The U.S. Embassy main office in Manila is offering an undisclosed monetary reward for anyone who can provide information on the exact status and location of the Peace Corps volunteer.

The almost picturesque province of Ifugao is famed for its mountainside rice terraces constructed by ancient northern Philippine tribesmen thousands of years ago. There are also acres of pine forests making the area a tourist haven and vacation spot for wealthy Manila residents during the sizzling summer months of April and May.

Armed Marxist guerillas of the New People's Army (NPA) are known to operate in the vicinity according to military officials. Armed Forces of the Philippines soldiers and NPA rebels often clash in these areas as the government wages one of the oldest anti-insurgency campaigns in the modern world.

It must be noted that in early 1990, an NPA unit kidnapped a U.S. Peace Corps volunteer, Timothy Swanson. He was held by the Filipino Marxists rebels for about two months in the jungles of central Negros island before he was released unharmed after successful negotiations between NPA field commanders and a local Roman Catholic bishop.

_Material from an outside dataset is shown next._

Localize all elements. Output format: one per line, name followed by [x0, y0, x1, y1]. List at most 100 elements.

According to information provided on the U.S. Embassy's Web site, Campbell is a "Caucasian American with blonde hair, eyeglasses, 1.7 meters tall (5 feet, 7 inches), weighing 58 kilograms" (128 pounds). A former journalist, Campbell is said to have contributed articles to CNN about the recent disaster in Albay province in southern Luzon, when molten lava from Mayon volcano inundated several hamlets in Albay during the height of tropical typhoon Reming.

Campbell confided in her blog that she escaped the rat race in fast-paced and stressful New York city to become an aid worker in a remote land where she dared live among a people whose cultures and traditions are completely unknown to her. She briefly taught in a university in Legazpi, the leading city of Albay province.

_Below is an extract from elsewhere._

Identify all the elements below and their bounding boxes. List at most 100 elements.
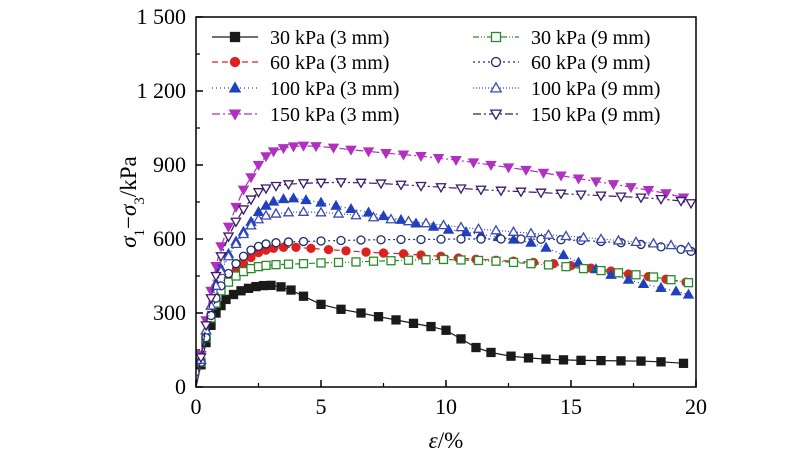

A predominantly Roman Catholic nation, Filipinos are composed of a hodgepodge of different Malay tribes who migrated from Indonesia and Malaysia many centuries ago. Among Asians, Filipinos are the least nationalistic and tend to identify with foreigners especially Caucasian Americans, whom they favor most. A bitter animosity exists between rival tribes and clans. Tribalism compounded by graft in the government contributes to a very unstable political system and depressed economic condition that has forced millions of the best and brightest Filipino youth and professionals to live and work in other countries.
The lede in this article has been amended. -- Ed.